Tomorrow I leave Niger, after two years of this being my home. I will miss the soft handshakes and the goats on the road, and my floor being mopped everyday by someone whose floor I should mopping, she is so gracious and wonderful. I will miss sunsets at the Grand Hotel and the giraffes and the hippos in the river. As a long-time resident of the Pacific Northwest, I will miss waking up to bright blue skies, day after day. The list of people I will miss, the best part of this place, is too long to start.
I keep thinking of the words to Eddie Vedder's song, from his new-ish Into the Wild CD:
Sure as I'm leaving
sure as I'm sad,
I leave this place knowing,
love has no ceiling.
You can visit me at place2place.blogs.com. I hope to join the ever-so-talented Irina and I will attempt a Moscow photo-a-day, (if the good people at City photo-a-day will allow me) after a summer in Northern California and Portland, Oregon, my homeland.
This website has been therapy for me, thank you for the love.
Between Typepad reconfiguring their end, and the wind blowing down the tower that provides my internet access on my end, I've really been falling down on the blog. Desole.

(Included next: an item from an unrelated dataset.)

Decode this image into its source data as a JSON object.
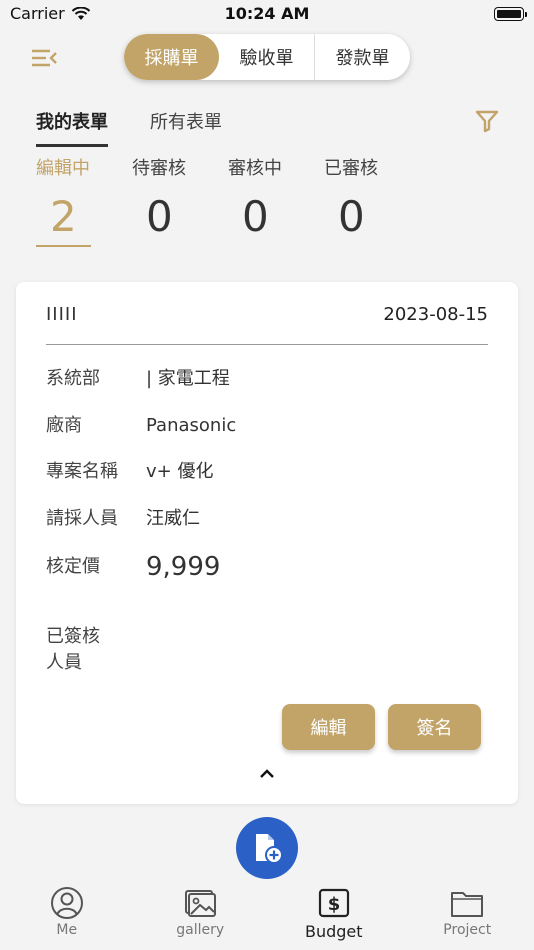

The other day I visted the fistula clinic at the National Hospital. Fistula injuries occur during protracted, obstructed childbirth. They result in incontinence, which in turn results in the affected women being shunned by their families. The injury is simple to repair, but requires some time to heal; currently there are only 6 doctors in Niger who perform the surgery. Fistulas would be simple to prevent if there were access to emergency medical services. The women undergoing the procedures often need more than one procedure and rather than travel back and forth to their villages, end up living in the courtyard at the clinic for months as they heal from their surgeries
Some ladies who currently are in residence make things to sell to make money. I'm sporting their handiwork on both arms as I write -- beaded bracelets. The money they earned will go directly to the women themselves, providing them with a bit of income to spend as they like, and by this I mean daily necessities like fabric and soap.